Sei herzlich gegrüßt von Kerstin aus Berlin.
Das ist ein Bild, das von weitem betrachtet eine andere Wirkung hat als von Nahem.
Von weitem betrachtet könnte man meinen die Frau reckt sich. Vornüber gebeugt schaut sie erwartungsvoll in die Ferne als versuchte sie etwas oder jemanden zu erkennen. Sie ist allein.
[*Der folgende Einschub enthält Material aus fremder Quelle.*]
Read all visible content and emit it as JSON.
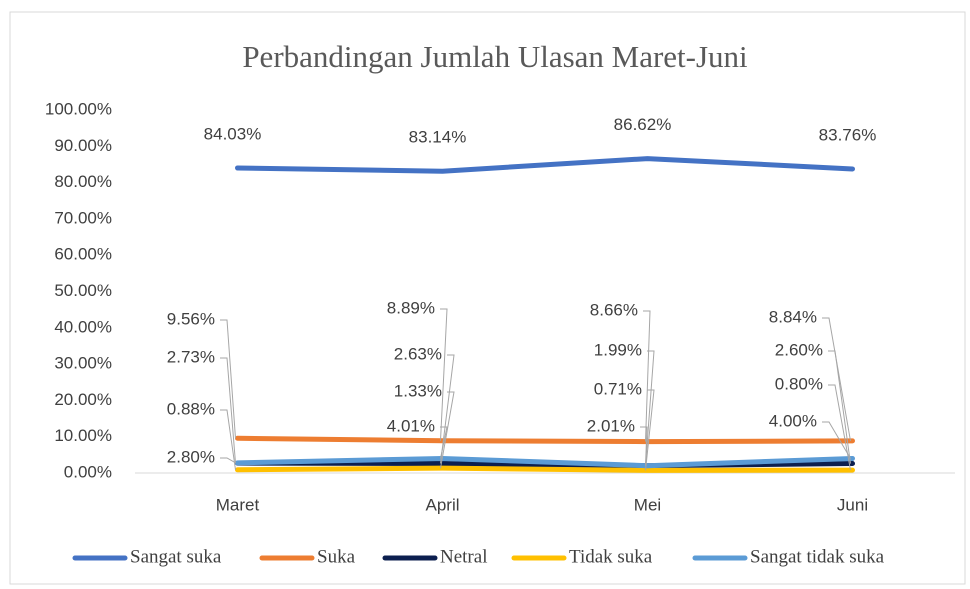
{
  "chart_data": {
    "type": "line",
    "title": "Perbandingan Jumlah Ulasan Maret-Juni",
    "categories": [
      "Maret",
      "April",
      "Mei",
      "Juni"
    ],
    "series": [
      {
        "name": "Sangat suka",
        "color": "#4472c4",
        "values": [
          84.03,
          83.14,
          86.62,
          83.76
        ],
        "value_labels": [
          "84.03%",
          "83.14%",
          "86.62%",
          "83.76%"
        ]
      },
      {
        "name": "Suka",
        "color": "#ed7d31",
        "values": [
          9.56,
          8.89,
          8.66,
          8.84
        ],
        "value_labels": [
          "9.56%",
          "8.89%",
          "8.66%",
          "8.84%"
        ]
      },
      {
        "name": "Netral",
        "color": "#0c1f4f",
        "values": [
          2.73,
          2.63,
          1.99,
          2.6
        ],
        "value_labels": [
          "2.73%",
          "2.63%",
          "1.99%",
          "2.60%"
        ]
      },
      {
        "name": "Tidak suka",
        "color": "#ffc000",
        "values": [
          0.88,
          1.33,
          0.71,
          0.8
        ],
        "value_labels": [
          "0.88%",
          "1.33%",
          "0.71%",
          "0.80%"
        ]
      },
      {
        "name": "Sangat tidak suka",
        "color": "#5b9bd5",
        "values": [
          2.8,
          4.01,
          2.01,
          4.0
        ],
        "value_labels": [
          "2.80%",
          "4.01%",
          "2.01%",
          "4.00%"
        ]
      }
    ],
    "ylim": [
      0,
      100
    ],
    "yticks": [
      {
        "value": 0,
        "label": "0.00%"
      },
      {
        "value": 10,
        "label": "10.00%"
      },
      {
        "value": 20,
        "label": "20.00%"
      },
      {
        "value": 30,
        "label": "30.00%"
      },
      {
        "value": 40,
        "label": "40.00%"
      },
      {
        "value": 50,
        "label": "50.00%"
      },
      {
        "value": 60,
        "label": "60.00%"
      },
      {
        "value": 70,
        "label": "70.00%"
      },
      {
        "value": 80,
        "label": "80.00%"
      },
      {
        "value": 90,
        "label": "90.00%"
      },
      {
        "value": 100,
        "label": "100.00%"
      }
    ],
    "grid": false,
    "legend": "bottom"
  }
}
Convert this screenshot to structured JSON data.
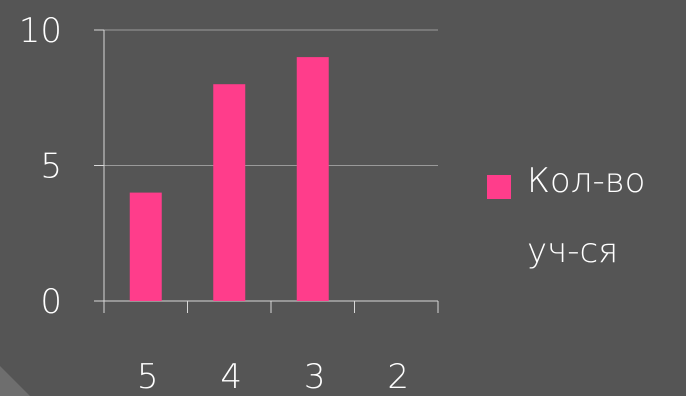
{
  "chart_data": {
    "type": "bar",
    "categories": [
      "5",
      "4",
      "3",
      "2"
    ],
    "series": [
      {
        "name": "Кол-во уч-ся",
        "values": [
          4,
          8,
          9,
          0
        ]
      }
    ],
    "ylim": [
      0,
      10
    ],
    "yticks": [
      "0",
      "5",
      "10"
    ],
    "grid": true,
    "legend_position": "right",
    "colors": {
      "bar": "#ff3d8b",
      "background": "#555555",
      "axis": "#d8d8d8",
      "grid": "#9a9a9a",
      "text": "#ffffff"
    }
  },
  "legend": {
    "label": "Кол-во\nуч-ся"
  }
}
Aus der Nähe betrachtet ist ihr Gesicht eher wohlwollend und ruhig. Der Stuhl auf dessen Lehnen sie sich abstützt steht eben dort und sie hat den Stuhl nur nicht zur Seite gestellt als sie ans Fenster getreten ist, um hinaus zu schauen und sich stattdessen darauf abgestüzt. So hat die Geste weder etwas Dringliches noch etwas beunruhigtes oder Ungeduldiges. Genauso verhält es sich mit der Wirkung dieser Geste zu dem was außerhalb des Hauses zu sehen ist. So schaut die Frau in eine unwirtliche Umgebung. Ein dunkler Tannenwald, das nicht gemähte, vertrocknete, lange Gras; das kühle, weiße Sonnenlicht. Alles was die Frau betrachten könnte befindet sich außerhalb des Bildes oder es gibt gar nichts zu entdecken. Es ist ein milder Wintermorgen, der Tag beginnt mit einem Blick aus dem Fenster. Gleich ist das Frühstück fertig.
Interessant: eine völlig emotionslose Bildbeschreibung.
Liebe Kerstin, was für eine schöne Überraschung, dir hier zu begegnen. Dein Text greift eine irgendwie gegensätzliche oder widersprüchliche Wirkung auf, die mich an dem Bild auch beschäftigt und die ich vielleicht nur bemerkt habe durch die Lektüre der Texte, die mittlerweile dazu entstanden sind … Ich kann es noch nicht richtig fassen. „Gleich ist das Frühstück fertig“, wäre übrigens auch ein schöner erster Satz. Liebe Grüße!
Schreiben zu Bildern – das mag ich – und so kommt hier mein kleiner Text (-beginn?), der zu dem wunderschönen Bild entstanden ist:
Sophie stand am Fenster – das mit den tiefen Flügeln – und schaute hinaus. Was für ein wundervoller Tag angebrochen war. Das Licht der Sonne schien golden über die Weizenfelder, bis es auf die hohen Eichen traf, die das Grundstück umzäunten, das vor ihr schon ihre Eltern und davor die Großeltern bewohnt hatten.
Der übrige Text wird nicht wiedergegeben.